Mr Pinder, meanwhile, acknowledged concerns that Club Med's closure will take San Salvador's economy with it. "They did mention they were going to be severing the staff, and we were advised they were closing down until 2022," he told Tribune Business.
"That is certainly a concern as they were the major employer on San Salvador. They did not give any time as to when they will re-open. They just said they will probably be closed all this year and will re-open in 2022. They're just waiting to see how this whole pandemic pans out, and it is a concern with the number of persons on San Salvador needing to find employment."
While public works projects may provide some jobs, Mr Pinder hinted that alternative employment prospects were not promising "unless they're prepared to tap into fishing or farming". He added: "They may have to go somewhere else to find employment and find themselves in New Providence or the other islands. Displaced people again."
Dionisio D'Aguilar, minister of tourism and aviation, last year admitted that the Government had a “difficult mountain to climb” to persuade Club Med to re-open before December 2021 due to San Salvador's limited airlift and healthcare capacity.

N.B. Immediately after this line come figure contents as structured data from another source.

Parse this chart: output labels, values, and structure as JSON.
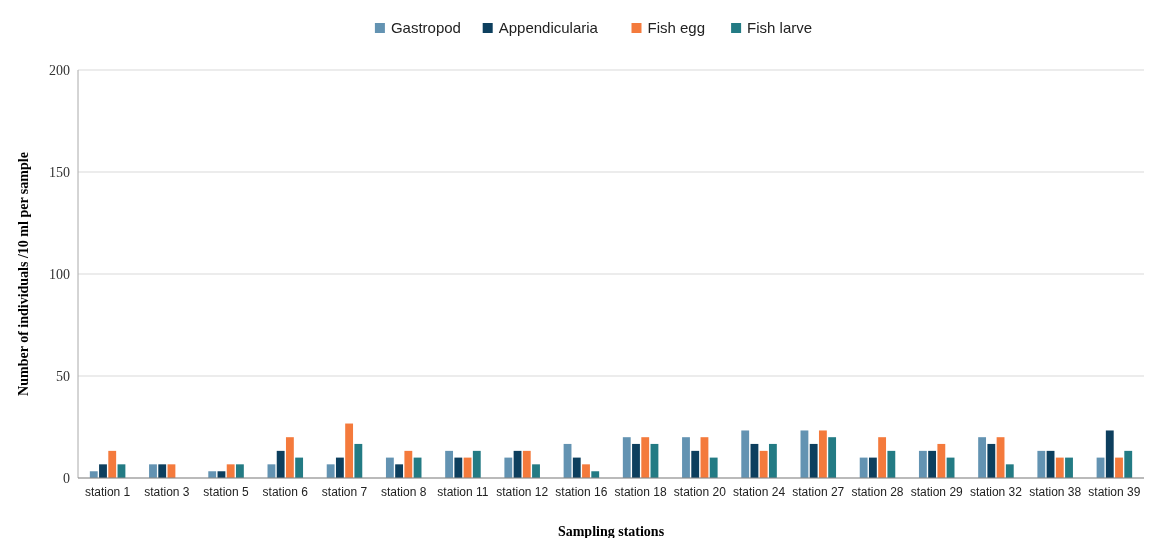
{
  "chart_data": {
    "type": "bar",
    "xlabel": "Sampling stations",
    "ylabel": "Number of individuals /10 ml per sample",
    "categories": [
      "station 1",
      "station 3",
      "station 5",
      "station 6",
      "station 7",
      "station 8",
      "station 11",
      "station 12",
      "station 16",
      "station 18",
      "station 20",
      "station 24",
      "station 27",
      "station 28",
      "station 29",
      "station 32",
      "station 38",
      "station 39"
    ],
    "series": [
      {
        "name": "Gastropod",
        "color": "#6393b2",
        "values": [
          3.3,
          6.7,
          3.3,
          6.7,
          6.7,
          10,
          13.3,
          10,
          16.7,
          20,
          20,
          23.3,
          23.3,
          10,
          13.3,
          20,
          13.3,
          10
        ]
      },
      {
        "name": "Appendicularia",
        "color": "#0d3f5e",
        "values": [
          6.7,
          6.7,
          3.3,
          13.3,
          10,
          6.7,
          10,
          13.3,
          10,
          16.7,
          13.3,
          16.7,
          16.7,
          10,
          13.3,
          16.7,
          13.3,
          23.3
        ]
      },
      {
        "name": "Fish egg",
        "color": "#f47a3c",
        "values": [
          13.3,
          6.7,
          6.7,
          20,
          26.7,
          13.3,
          10,
          13.3,
          6.7,
          20,
          20,
          13.3,
          23.3,
          20,
          16.7,
          20,
          10,
          10
        ]
      },
      {
        "name": "Fish larve",
        "color": "#237b84",
        "values": [
          6.7,
          0,
          6.7,
          10,
          16.7,
          10,
          13.3,
          6.7,
          3.3,
          16.7,
          10,
          16.7,
          20,
          13.3,
          10,
          6.7,
          10,
          13.3
        ]
      }
    ],
    "ylim": [
      0,
      200
    ],
    "yticks": [
      0,
      50,
      100,
      150,
      200
    ],
    "grid": "y",
    "legend": "top"
  }
}
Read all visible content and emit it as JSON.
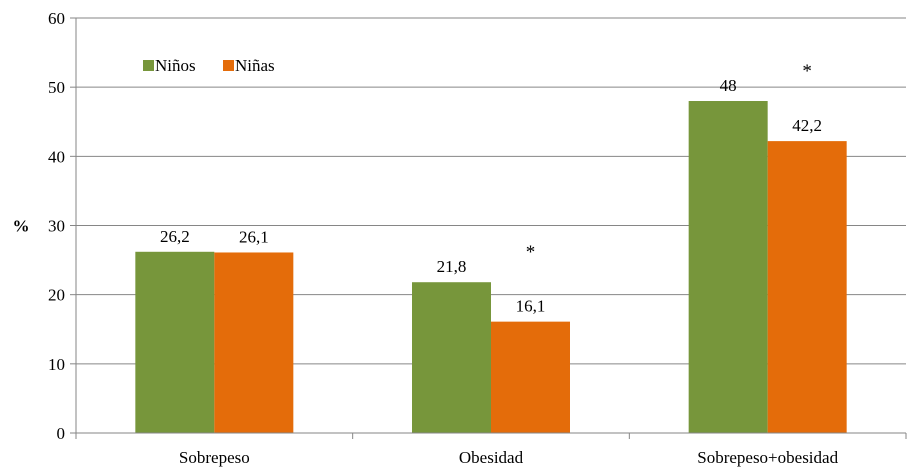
{
  "chart_data": {
    "type": "bar",
    "categories": [
      "Sobrepeso",
      "Obesidad",
      "Sobrepeso+obesidad"
    ],
    "series": [
      {
        "name": "Niños",
        "color": "#77963b",
        "values": [
          26.2,
          21.8,
          48
        ]
      },
      {
        "name": "Niñas",
        "color": "#e46c0a",
        "values": [
          26.1,
          16.1,
          42.2
        ]
      }
    ],
    "data_labels": [
      [
        "26,2",
        "21,8",
        "48"
      ],
      [
        "26,1",
        "16,1",
        "42,2"
      ]
    ],
    "significance_marker": "*",
    "significant_categories": [
      1,
      2
    ],
    "ylabel": "%",
    "ylim": [
      0,
      60
    ],
    "yticks": [
      0,
      10,
      20,
      30,
      40,
      50,
      60
    ],
    "grid": true,
    "legend_position": "top-left"
  }
}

"It's devastating for the economy of San Salvador for it to be that long," Mr D'Aguilar said then. "December 2021 is, as you can imagine, an exceptionally long time. It's 15 months, and Club Med is the single largest employer on that island, the only major employer. It's naturally devastating for the residents of that island.
"That's a very special situation given the fact the whole property's focus is on the European market. It's a bit different. Most of our Family Island properties are very American-centric, and it's so much easier and closer to come up with a 'Plan B'.
"If you're an American in the Out Islands it's much easier to get home if you fall sick even though it has to be by private plane. Most people if they're ill want to go back home, but if you're coming from France and Italy, which is the greatest source of visitors to Club Med, it's a long way away. You can't put them on a commercial plane, and you can't put them in our healthcare system as challenged as it is."
He confirmed that the main fears behind Club Med's decision were the inability of San Salvador's healthcare facilities to cope with a major COVID-19 outbreak, which was "compounded with the lack of international airlift" given that the resort operated just one flight per week in and out of the island from France.
"That was not considered sufficient," he added. "They're working their way through all the resorts in terms of what are the safest locations to open, given that there are not sufficient healthcare facilities on the island, given that there was no robust trans-Atlantic or international airlift, it reached that point where it ranked low in all their resorts in terms of opening.
"There wasn't much the Government of The Bahamas could have done in terms of removing those significant obstacles. They [Club Med] would wish for a scenario where COVID-19 is mitigated substantially, receded substantially or a vaccine is in place, would be my guess, before they go to a small remote location."